March 4 (Bloomberg) -- Federal Reserve Bank of Richmond President Jeffrey Lacker said he is watching instability in Ukraine for any signs of harm to economic growth.
“It’s something I’m watching really carefully for potential implications for growth,” Lacker said today, answering questions during a conference in New York.
“So far, commodity markets seem to absorb the news reasonably well,” Lacker, who doesn’t vote on policy this year, said to reporters after the conference. “That’s where I see the potential for risks but they seem quite manageable at this point.”

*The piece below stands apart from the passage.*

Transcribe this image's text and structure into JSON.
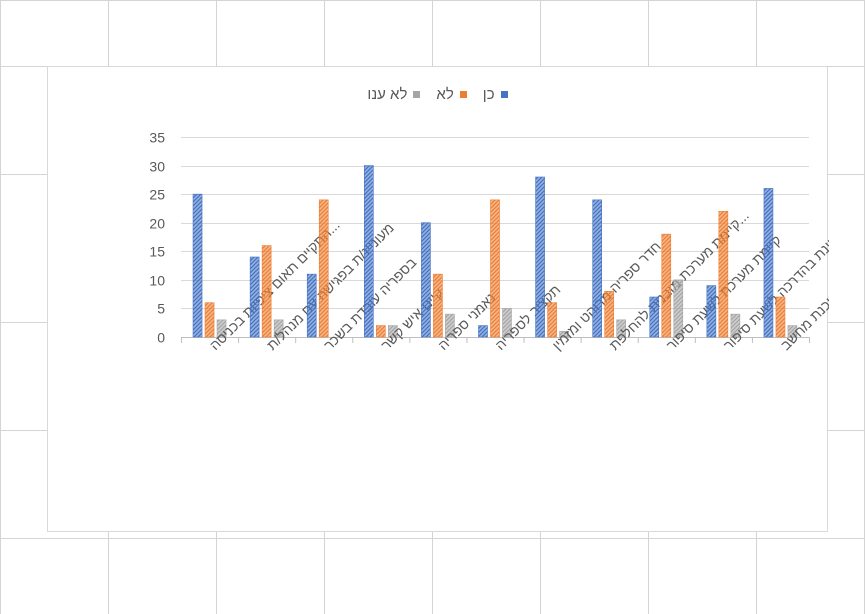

West Texas Intermediate crude tumbled the most in two months as Brent crude dropped amid speculation that tension between Ukraine and Russia, the world’s biggest energy exporter, won’t disrupt oil supplies. Russian President Vladimir Putin said there’s no immediate need for the country to invade Ukraine.
Emerging-market stocks rose, following the biggest slide in a month, after Putin ordered the end of military exercises. The MSCI Emerging Markets Index added 0.6 percent to 956.19 after yesterday’s 1.6 percent slump.
Ukraine’s UX Index jumped 9.5 percent, leading gains among 94 global equity gauges tracked by Bloomberg. Russia’s Micex Index climbed the most in four years and the ruble rebounded from a record low, while stock benchmarks in Hungary, Turkey and Poland rallied at least 2.2 percent.